Louise Wallace, an animal and crop production student at University College Dublin, hopes to combine a career as an agricultural science teacher with part-time farming.
The Roscrea, Co. Tipperary native hails from a suckler enterprise while her parents both come from dairy farms.
“My father, Thomas, was left his granduncles, Billy’s, farm in Boulabane as well as land in Ballinakill on his home farm where we keep our pedigree Herefords.”
“Earliest farming memories include cycling up to the yard before school to check all cows near calving in spring and the weanling show sale in Templemore Mart on a Saturday morning every autumn.”
The family farm a herd of Hereford cows, a breed they believe “are an ideal suckler cow with a docile nature, high milk production and quality calves for slaughter”.
The Wallaces also have several Angus, Limousins, Shorthorn, a Kerry cow and two Speckle Parks which Louise bought at an organic sale in Templemore.
They calve down forty cows to their Limousin bull in March. Their twelve pedigree Hereford cows run with their pedigree Hereford bull and calve between February and April.
“We sell roughly 40-60% of our continental weanlings in autumn and keep the remainder for dry stock.”
They keep their dry stock herd until they are two-years-old when they are sold on as stock bulls.
Her grandfather, Robert Wallace, bred pedigree Herefords which he showed in sales when her father was young.
“We have since taken over the Inane herd and calve-down about 12-13 cows each year. Also, we retain heifers for replacements for either herd, depending on numbers born each year.”

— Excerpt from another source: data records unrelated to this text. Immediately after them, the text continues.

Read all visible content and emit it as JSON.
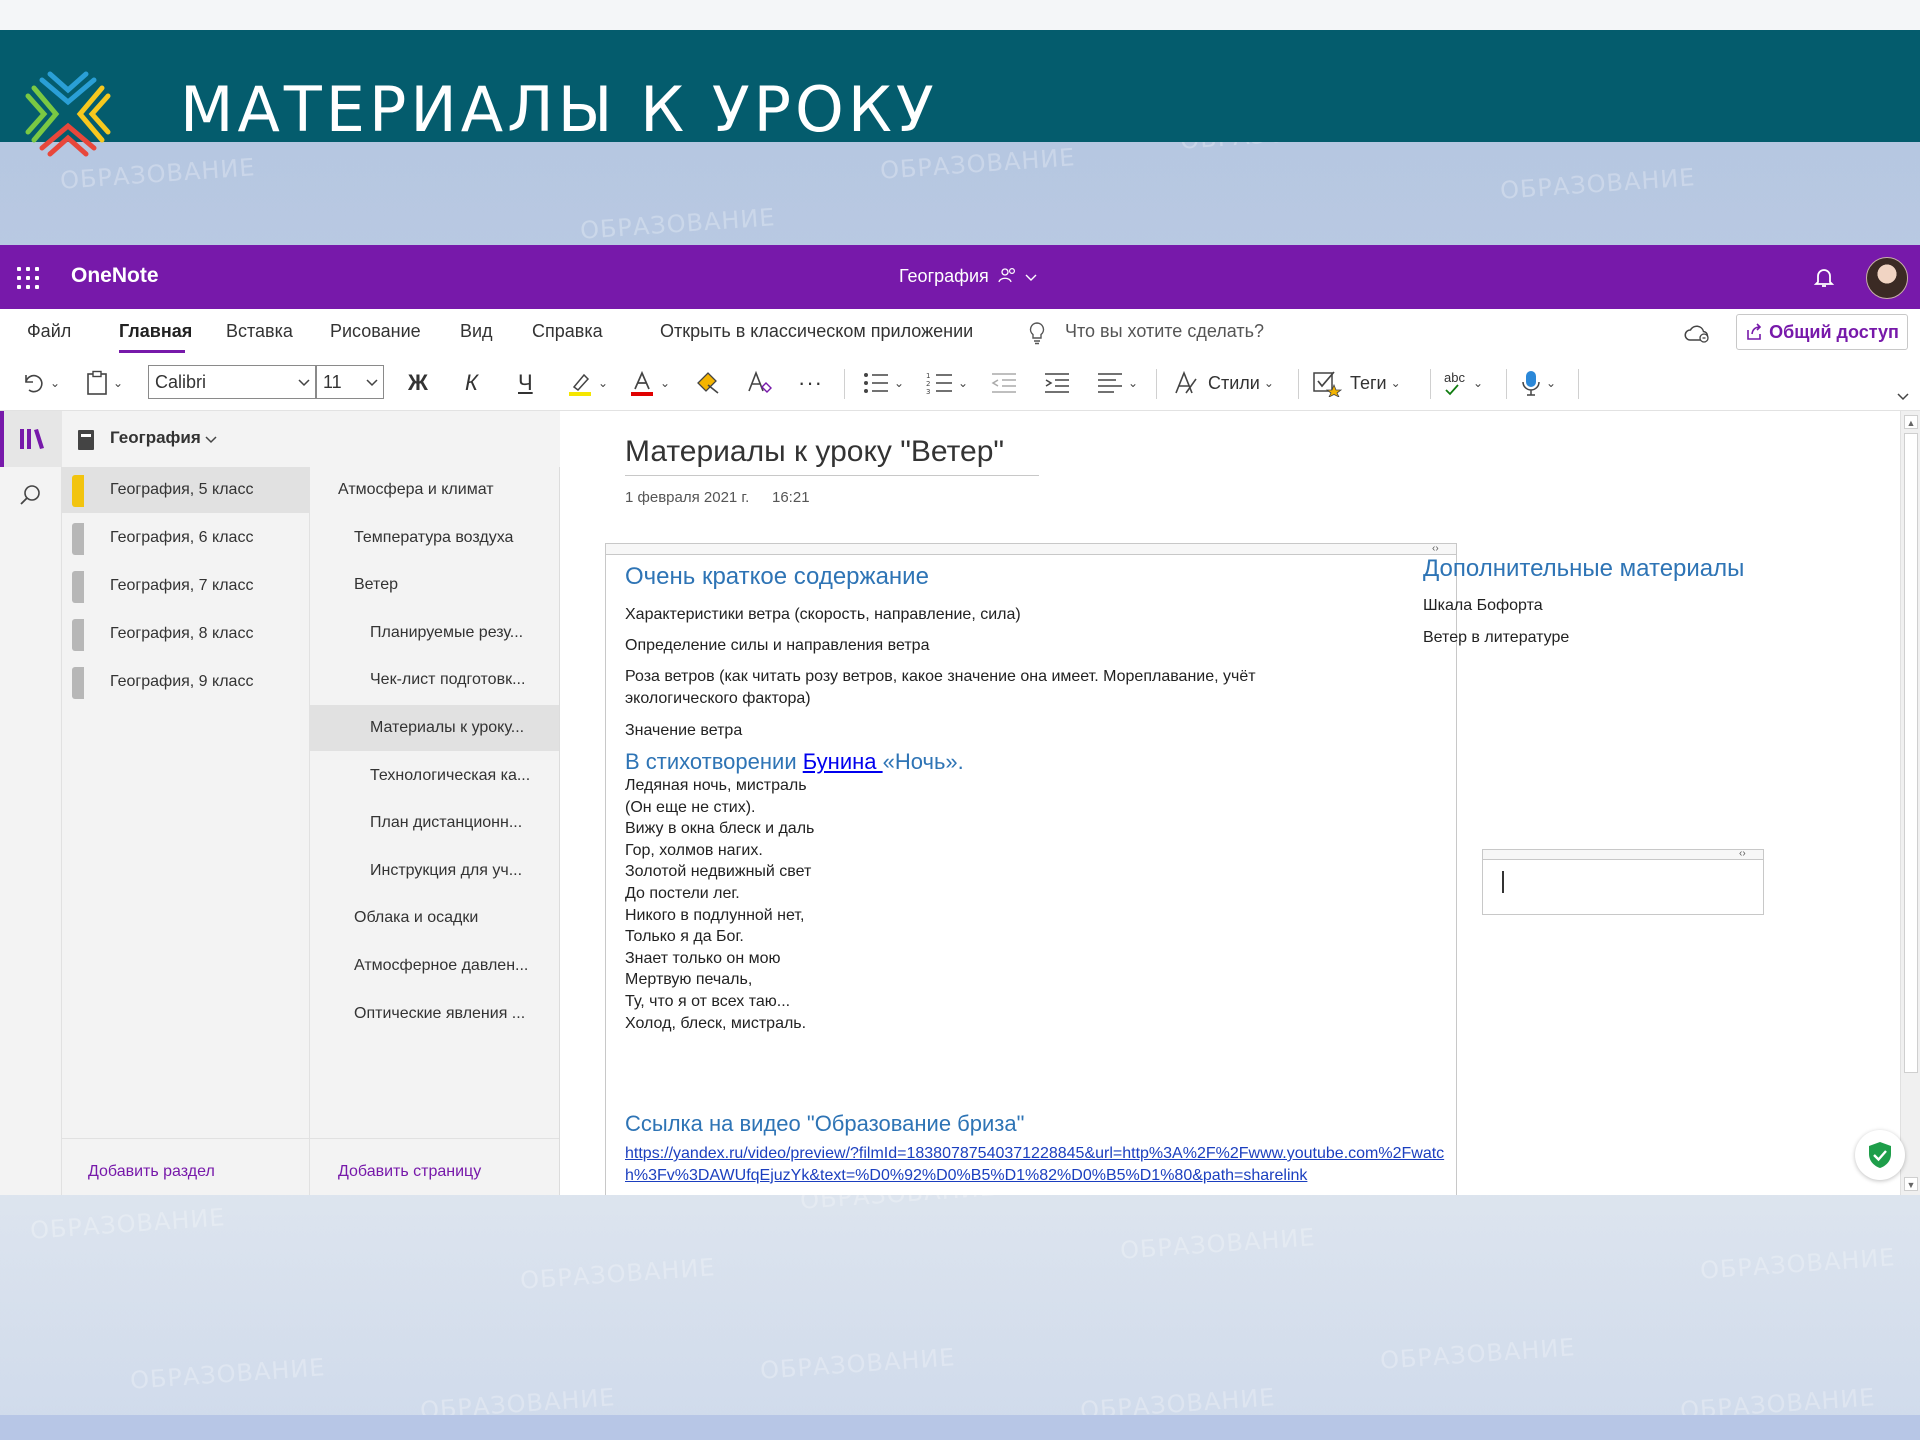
{
  "slide": {
    "title": "МАТЕРИАЛЫ К УРОКУ",
    "watermark_text": "ОБРАЗОВАНИЕ"
  },
  "app": {
    "name": "OneNote",
    "document_title": "География",
    "icons": {
      "waffle": "app-launcher-icon",
      "notebook_member": "people-icon",
      "bell": "notification-bell-icon",
      "avatar": "user-avatar"
    }
  },
  "menu": {
    "items": [
      "Файл",
      "Главная",
      "Вставка",
      "Рисование",
      "Вид",
      "Справка"
    ],
    "active": "Главная",
    "open_classic": "Открыть в классическом приложении",
    "search_placeholder": "Что вы хотите сделать?",
    "share_label": "Общий доступ"
  },
  "toolbar": {
    "font_name": "Calibri",
    "font_size": "11",
    "bold": "Ж",
    "italic": "К",
    "underline": "Ч",
    "more": "···",
    "styles_label": "Стили",
    "tags_label": "Теги",
    "spell_label": "abc"
  },
  "notebook": {
    "name": "География",
    "sections": [
      {
        "name": "География, 5 класс",
        "color": "#f2c40f"
      },
      {
        "name": "География, 6 класс",
        "color": "#b7b7b7"
      },
      {
        "name": "География, 7 класс",
        "color": "#b7b7b7"
      },
      {
        "name": "География, 8 класс",
        "color": "#b7b7b7"
      },
      {
        "name": "География, 9 класс",
        "color": "#b7b7b7"
      }
    ],
    "add_section": "Добавить раздел",
    "pages": [
      {
        "name": "Атмосфера и климат",
        "level": 0
      },
      {
        "name": "Температура воздуха",
        "level": 1
      },
      {
        "name": "Ветер",
        "level": 1
      },
      {
        "name": "Планируемые резу...",
        "level": 2
      },
      {
        "name": "Чек-лист подготовк...",
        "level": 2
      },
      {
        "name": "Материалы к уроку...",
        "level": 2
      },
      {
        "name": "Технологическая ка...",
        "level": 2
      },
      {
        "name": "План дистанционн...",
        "level": 2
      },
      {
        "name": "Инструкция для уч...",
        "level": 2
      },
      {
        "name": "Облака и осадки",
        "level": 1
      },
      {
        "name": "Атмосферное давлен...",
        "level": 1
      },
      {
        "name": "Оптические явления ...",
        "level": 1
      }
    ],
    "selected_page": "Материалы к уроку...",
    "add_page": "Добавить страницу"
  },
  "page": {
    "title": "Материалы к уроку \"Ветер\"",
    "date": "1 февраля 2021 г.",
    "time": "16:21",
    "heading1": "Очень краткое содержание",
    "points": [
      "Характеристики ветра (скорость, направление, сила)",
      "Определение силы и направления ветра",
      "Роза ветров (как читать розу ветров, какое значение она имеет. Мореплавание, учёт экологического фактора)",
      "Значение ветра"
    ],
    "poem_heading_prefix": "В стихотворении ",
    "poem_heading_link": "Бунина ",
    "poem_heading_suffix": "«Ночь».",
    "poem": [
      "Ледяная ночь, мистраль",
      "(Он еще не стих).",
      "Вижу в окна блеск и даль",
      "Гор, холмов нагих.",
      "Золотой недвижный свет",
      "До постели лег.",
      "Никого в подлунной нет,",
      "Только я да Бог.",
      "Знает только он мою",
      "Мертвую печаль,",
      "Ту, что я от всех таю...",
      "Холод, блеск, мистраль."
    ],
    "video_heading": "Ссылка на видео \"Образование бриза\"",
    "video_url": "https://yandex.ru/video/preview/?filmId=18380787540371228845&url=http%3A%2F%2Fwww.youtube.com%2Fwatch%3Fv%3DAWUfqEjuzYk&text=%D0%92%D0%B5%D1%82%D0%B5%D1%80&path=sharelink",
    "side_heading": "Дополнительные материалы",
    "side_items": [
      "Шкала Бофорта",
      "Ветер в литературе"
    ]
  },
  "colors": {
    "onenote_purple": "#7719aa",
    "slide_header": "#045c6d",
    "heading_blue": "#2e74b5",
    "link_blue": "#1b3fbf"
  }
}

“The real selling point of Hereford bulls for dairy farmers is the ease of calving, especially with young in-calf heifers. Bull calves can go for beef with heifers either being fattened or kept as replacement sucklers.”
During lockdown, Louise purchased Angus suck calves off her uncle, Trevor Cole, which she hopes to put in-calf eventually.
“My love has always been with animals. I couldn’t care less if I never saw a tractor as long as I have livestock.”
The 19-year-old is currently in her second year of this four-year level 8 degree which she commenced after her Leaving Certificate.
The highlight of her college experience so far is the people she has crossed paths with. “From housemates to classmates, I’ve made so many new friends. I have thoroughly enjoyed the social aspect and independence of college life.”
“The modules in first year are quite general. However, this semester they have started to link into agriculture more and I find them extremely interesting”.
Like many agricultural science students, veterinary medicine was always the dream for Louise.
“After I completed my work experience at Walsh & Fitzgerald veterinary practice with vet Pat Fitzgerald, I had my heart set on veterinary medicine. However, during sixth year, I changed my mind to agricultural science in UCD as I preferred the lifestyle and career opportunities.”
Women in Agriculture
Louise does not feel she is treated any differently than her male counterparts in this “extremely varied sector”.
“There have been times I have been asked ‘is the boss man here?’. You have to remind them that you are as capable as anyone to help them out.”
Louise believes the development of innovation, such as robotics and artificial intelligence, positively influenced the sector.
“Time dedicated to tasks such as milking and scraping pens can now be spent with family, giving farmers the chance of having the best of both worlds.”
In the spring of her third year, Louise aims to complete her professional work experience in New Zealand or America.
Once she completes her undergraduate studies, she hopes to undertake a Master’s in Education.
“I hope to eventually teach agricultural science to secondary school students who, like me, have the interest and the love for farming,” Louise concluded.